Почти одновременно из Иркутска ссыльный Михаил Бакунин пишет Герцену об Игнатьеве: «…это молодой <человек> лет тридцати, вполне симпатичный и по высказываниям, по мыслям и чувствам… смелый, решительный и в высшей степени способный. Он… горячий патриот, требующий в России реформ демократических, а во внешней политике – славянской…». Наверняка иркутские беседы с Бакуниным, участником пражского восстания и славянского съезда, укрепили панславистские убеждения Игнатьева-старшего, так ярко проявившиеся впоследствии в событиях вокруг подписания Сан-Стефанского договора с Турцией и образования независимого болгарского государства. За подписание Пекинского трактата Игнатьев был сделан генерал-адьютантом, награждён двумя российскими орденами и стал кавалером французского ордена Почётного легиона. И вполне возможно, что деятельность Николая Павловича на восточных рубежах России повлияла на назначение его младшего брата Алексея в 1882 году на должность Иркутского генерал-губернатора.
Простая резолюция
Один из современных историков свидетельствует, что главным упрёком иркутян новому губернатору было то, что он опирался на прибывших с ним сотрудников, а не на местные кадры. Но некоторые строчки воспоминаний Алексея Игнатьева-младшего и сейчас звучат удивительно злободневно: «…были в этом краю такие места, как, например, Тунка, Киренский округ, Якутск и Алдан, куда начальники края вообще никогда не выезжали и где в полной безнаказанности процветала разбойничья деятельность местной администрации. Приезжает отец однажды в лютый мороз на почтовой тройке в волостное правление. Здесь, заведя беседу с волостным писарем, спрашивает, сколько тот зарабатывает в год. Оказывается, восемнадцать тысяч золотых рублей – волостного писаря «прикармливали» два-три окрестных золотопромышленника. Резолюция Алексея Павловича была проста. Не запрашивая питерских канцелярий, он тут же, на карте, разделил чересчур «богатую» волость между тремя соседними».
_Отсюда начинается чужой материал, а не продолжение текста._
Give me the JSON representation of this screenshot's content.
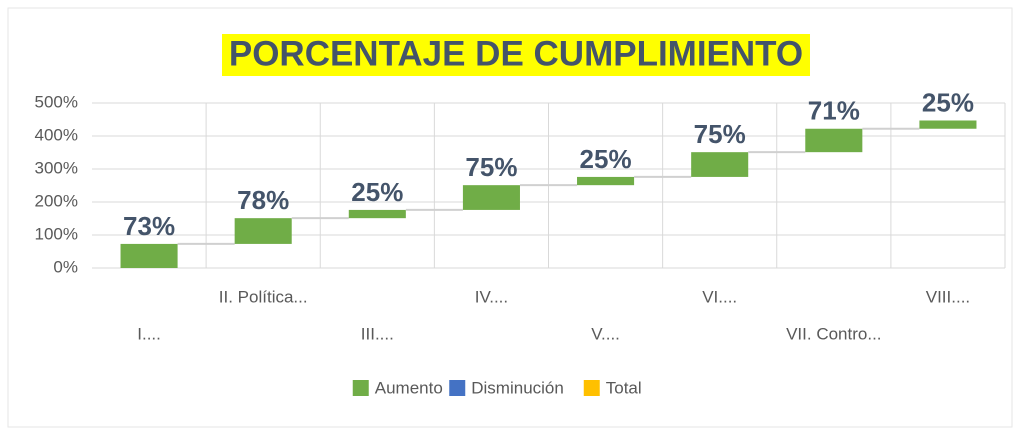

Но и ещё один сюжет напрямую связывает род Игнатьевых с Восточной Сибирью. В городе Киренске сохраняется красивый деревянный дом с мансардой, на котором есть мемориальная доска: «Здесь жил декабрист князь В.М. Голицын». Это известная историческая фигура, прототип Грушницкого в «Герое нашего времени». Приговорённый к «вечному поселению» и «лишению дворянского достоинства», он через несколько лет был переведён рядовым на Кавказ, но не погиб на дуэли, как лермонтовский герой, а в 1856 году амнистирован с возвращением титула. Его внучка, «первая красавица великосветского Петербурга» Екатерина Леонидовна, ещё и правнучка по матери Кутузова, стала женой Павла Алексеевича, матерью пятерых детей и была популярна в Болгарии, «но, может быть, чуть меньше, чем Богородица», по свидетельству болгарской журналистки Калины Кралевой.
Просим читателей извинить нас за столь обильное цитирование. Но накануне юбилея города не кажется ли, что молодое поколение очень плохо представляет себе историю Иркутска и Приангарья вообще? А о том, что в киевских архивах хранятся в фонде А.П. Игнатьева обширные описания нашего города, не худо бы знать и иркутским историкам. Так что слово за ними.